The primary sources of data for analysis are web log files from online banking application as well as mobile banking applications. Syoncloud also uses bank accounts movements with codes of bank channels, dataset of call centre transactions, CRM dataset with information about customers and dataset of transactions from bank branches.
Another important dataset is complains and enquiries from call centre, emails, letters and branches. Syoncloud sorts this datasets by areas of interest and correlates them with help web pages. It is able to identify help pages that are unclear and caused confusion and unnecessary calls to call centre. It also identifies operations in online banking that are complex and generated higher amount of complains. It uncovered several areas related to exchange rates during credit cards payments that were not covered by help pages but were often discussed over the phone or even by bank branch visits.
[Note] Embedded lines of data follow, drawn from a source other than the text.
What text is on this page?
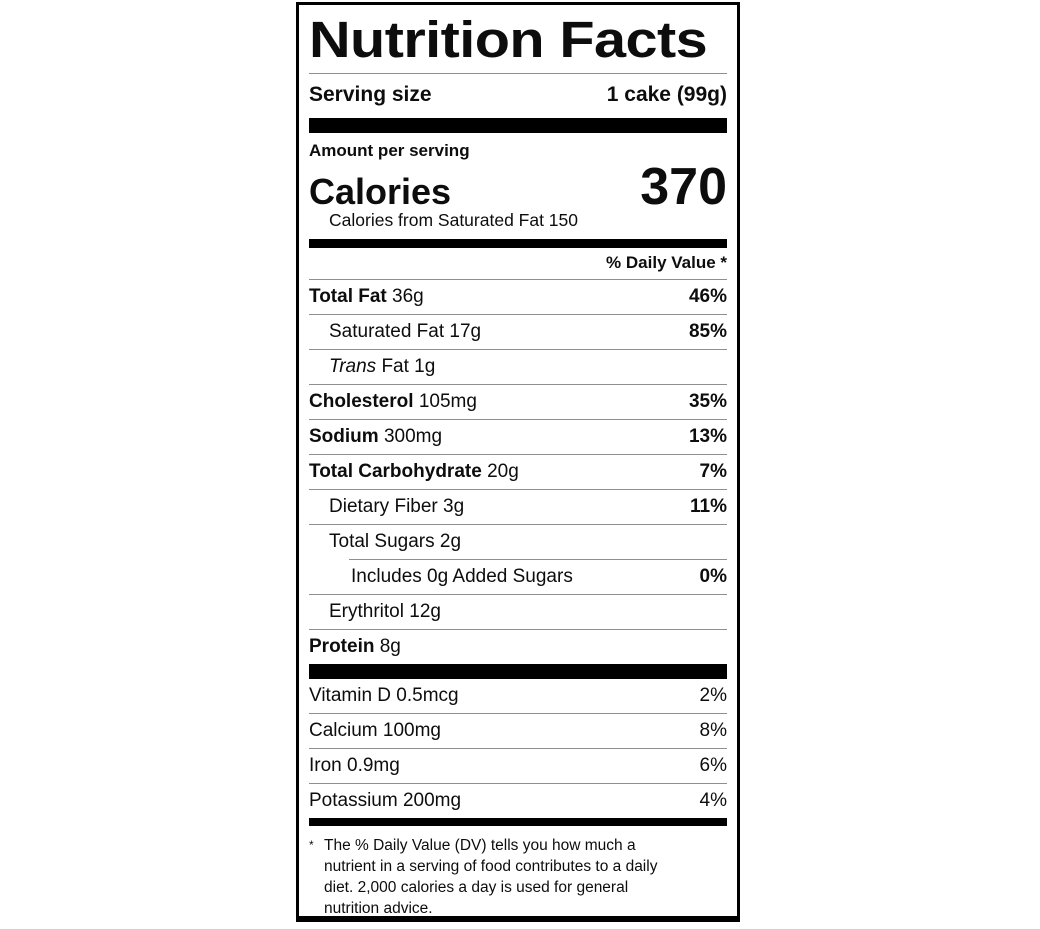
Nutrition Facts
Serving size	1 cake (99g)
Amount per serving
Calories	370
Calories from Saturated Fat 150
% Daily Value *
Total Fat 36g	46%
Saturated Fat 17g	85%
Trans Fat 1g
Cholesterol 105mg	35%
Sodium 300mg	13%
Total Carbohydrate 20g	7%
Dietary Fiber 3g	11%
Total Sugars 2g
Includes 0g Added Sugars	0%
Erythritol 12g
Protein 8g
Vitamin D 0.5mcg	2%
Calcium 100mg	8%
Iron 0.9mg	6%
Potassium 200mg	4%
* The % Daily Value (DV) tells you how much a nutrient in a serving of food contributes to a daily diet. 2,000 calories a day is used for general nutrition advice.
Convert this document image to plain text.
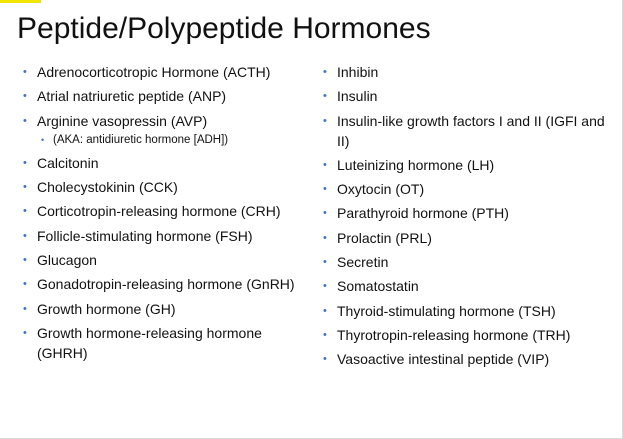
Peptide/Polypeptide Hormones
• Adrenocorticotropic Hormone (ACTH)
• Atrial natriuretic peptide (ANP)
• Arginine vasopressin (AVP)
• (AKA: antidiuretic hormone [ADH])
• Calcitonin
• Cholecystokinin (CCK)
• Corticotropin-releasing hormone (CRH)
• Follicle-stimulating hormone (FSH)
• Glucagon
• Gonadotropin-releasing hormone (GnRH)
• Growth hormone (GH)
• Growth hormone-releasing hormone (GHRH)
• Inhibin
• Insulin
• Insulin-like growth factors I and II (IGFI and II)
• Luteinizing hormone (LH)
• Oxytocin (OT)
• Parathyroid hormone (PTH)
• Prolactin (PRL)
• Secretin
• Somatostatin
• Thyroid-stimulating hormone (TSH)
• Thyrotropin-releasing hormone (TRH)
• Vasoactive intestinal peptide (VIP)
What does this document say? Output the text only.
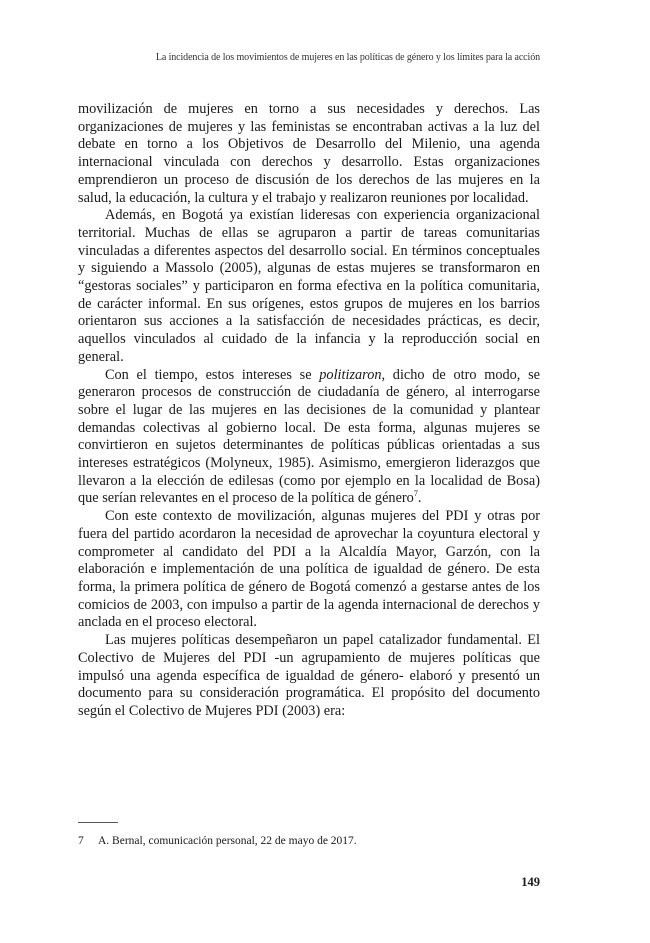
La incidencia de los movimientos de mujeres en las políticas de género y los límites para la acción

movilización de mujeres en torno a sus necesidades y derechos. Las organizaciones de mujeres y las feministas se encontraban activas a la luz del debate en torno a los Objetivos de Desarrollo del Milenio, una agenda internacional vinculada con derechos y desarrollo. Estas organizaciones emprendieron un proceso de discusión de los derechos de las mujeres en la salud, la educación, la cultura y el trabajo y realizaron reuniones por localidad.

Además, en Bogotá ya existían lideresas con experiencia organizacional territorial. Muchas de ellas se agruparon a partir de tareas comunitarias vinculadas a diferentes aspectos del desarrollo social. En términos conceptuales y siguiendo a Massolo (2005), algunas de estas mujeres se transformaron en “gestoras sociales” y participaron en forma efectiva en la política comunitaria, de carácter informal. En sus orígenes, estos grupos de mujeres en los barrios orientaron sus acciones a la satisfacción de necesidades prácticas, es decir, aquellos vinculados al cuidado de la infancia y la reproducción social en general.

Con el tiempo, estos intereses se politizaron, dicho de otro modo, se generaron procesos de construcción de ciudadanía de género, al interrogarse sobre el lugar de las mujeres en las decisiones de la comunidad y plantear demandas colectivas al gobierno local. De esta forma, algunas mujeres se convirtieron en sujetos determinantes de políticas públicas orientadas a sus intereses estratégicos (Molyneux, 1985). Asimismo, emergieron liderazgos que llevaron a la elección de edilesas (como por ejemplo en la localidad de Bosa) que serían relevantes en el proceso de la política de género$^7$.

Con este contexto de movilización, algunas mujeres del PDI y otras por fuera del partido acordaron la necesidad de aprovechar la coyuntura electoral y comprometer al candidato del PDI a la Alcaldía Mayor, Garzón, con la elaboración e implementación de una política de igualdad de género. De esta forma, la primera política de género de Bogotá comenzó a gestarse antes de los comicios de 2003, con impulso a partir de la agenda internacional de derechos y anclada en el proceso electoral.

Las mujeres políticas desempeñaron un papel catalizador fundamental. El Colectivo de Mujeres del PDI -un agrupamiento de mujeres políticas que impulsó una agenda específica de igualdad de género- elaboró y presentó un documento para su consideración programática. El propósito del documento según el Colectivo de Mujeres PDI (2003) era:

7 A. Bernal, comunicación personal, 22 de mayo de 2017.
149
Changes made to bank products related web pages, self helps, search optimizations, online banking operations and mobile banking applications can bring quick savings on outsourced call centres and bank branch visits.
Syoncloud analyses results from marketing campaigns to move reluctant clients to online and mobile banking or self-serving kiosks. It used correlation analysis and uncovered that some broad marketing campaigns were not efficient. Syoncloud analyses patterns of bank clients who recently moved most of the operations online. This gave us a tool to select portion of clients that are more likely to move online. These customers should be targeted by personalized marketing campaigns or by demonstration of advantages at bank branches.
Assessment of Clients for Debt Products
In order to reliably assess risks and approve debt products to existing clients we need take into account not just current credit scores and current disposable income of the clients but also complete history of the client as well as social context. This decreases risk for the bank as well increase income from valuable clients who would be otherwise rejected.
As a primary source of data Syoncloud uses common dataset of incomes and expenses, complete history of payment morale for credit cards, consumer loans, mortgages, overdrafts and other debt products and CRM information about clients.
It uses Markov Chain stochastic process to assess debt and payment morale related behaviour of clients. This model is tested on historical data of profitable and defaulted loans, credit cards and other debt products. We have noticed improved of reliability of credit scores and we were able to suggest suitable alternative debt products for rejected clients.